In the latest video for Maine Wire TV, Editor-in-Chief Steve Robinson sat down with Rep. Heidi Sampson (R-Alfred) and Rep. Gary Drinkwater (R-Milford) to discuss a range of issues impacting Maine’s public schools, including healthcare mandates and curriculum transparency.
Rep. Drinkwater is the sponsor LD 51, a bill that would restore the philosophical and religious exemptions for public school vaccine mandates. That bill was killed on party line votes in May, and you can read more about it here.
Those exemptions were removed in 2019 by the State Legislature, prior to the Covid-19 outbreak, and public school vaccine mandates do not apply to the Covid-19 jabs — yet.
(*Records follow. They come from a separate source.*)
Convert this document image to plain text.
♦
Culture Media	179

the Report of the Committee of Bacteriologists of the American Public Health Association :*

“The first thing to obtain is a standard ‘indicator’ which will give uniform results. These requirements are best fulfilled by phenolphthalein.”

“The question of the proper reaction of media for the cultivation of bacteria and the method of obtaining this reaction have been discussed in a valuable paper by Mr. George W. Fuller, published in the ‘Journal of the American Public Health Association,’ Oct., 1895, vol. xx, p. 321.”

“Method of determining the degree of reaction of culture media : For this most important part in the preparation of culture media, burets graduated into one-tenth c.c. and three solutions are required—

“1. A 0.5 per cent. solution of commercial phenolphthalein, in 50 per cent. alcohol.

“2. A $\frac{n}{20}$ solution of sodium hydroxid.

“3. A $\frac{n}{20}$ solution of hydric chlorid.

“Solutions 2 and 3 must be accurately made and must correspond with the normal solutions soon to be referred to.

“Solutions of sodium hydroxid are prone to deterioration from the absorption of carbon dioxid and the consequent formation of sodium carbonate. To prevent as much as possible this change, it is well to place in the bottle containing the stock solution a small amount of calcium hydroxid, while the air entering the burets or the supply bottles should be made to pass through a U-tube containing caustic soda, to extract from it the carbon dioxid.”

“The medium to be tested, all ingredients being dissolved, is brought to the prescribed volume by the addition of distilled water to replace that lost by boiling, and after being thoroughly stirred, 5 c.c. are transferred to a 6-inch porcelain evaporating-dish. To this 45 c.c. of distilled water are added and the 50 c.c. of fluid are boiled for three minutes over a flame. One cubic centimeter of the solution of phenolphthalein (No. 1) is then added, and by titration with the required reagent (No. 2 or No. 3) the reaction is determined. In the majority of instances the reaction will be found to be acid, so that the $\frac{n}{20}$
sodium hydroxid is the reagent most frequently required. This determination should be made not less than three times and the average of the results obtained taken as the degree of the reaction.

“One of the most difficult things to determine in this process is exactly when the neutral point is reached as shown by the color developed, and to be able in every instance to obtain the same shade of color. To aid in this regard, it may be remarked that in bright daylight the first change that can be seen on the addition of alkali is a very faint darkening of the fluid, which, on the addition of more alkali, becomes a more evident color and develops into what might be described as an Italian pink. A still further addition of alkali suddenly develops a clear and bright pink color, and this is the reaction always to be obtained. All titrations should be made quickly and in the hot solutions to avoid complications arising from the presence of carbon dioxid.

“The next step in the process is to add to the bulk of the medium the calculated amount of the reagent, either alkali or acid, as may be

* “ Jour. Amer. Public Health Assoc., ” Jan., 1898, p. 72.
But there remain a high number of unvaccinated children, especially from immigrant communities, who are at risk of being ejected from Maine schools due to their religious or philosophical objections to the pre-Covid schedule of vaccines mandated by Maine law.
According to public records obtained by the Maine Wire in relation to the 2021-2022 Maine School Immunization Assessment, thousands of Maine school children were assessed for medical, philosophical, or religious exemptions from vaccine mandates. (We’ll have more on that soon…)
Rep. Sampson is a former member of the Maine Board of Education — the first homeschooler ever appointed to that board — and a longtime conservative advocate in the world of education policy.
Sampson responds to Maine Education Commissioner Pender Makin’s comment earlier this year that “academic learning is definitely going to take a backseat” to left-wing political projects in schools. (We’re taking some artistic license here with that framing, but you can read about the comment and its context here.)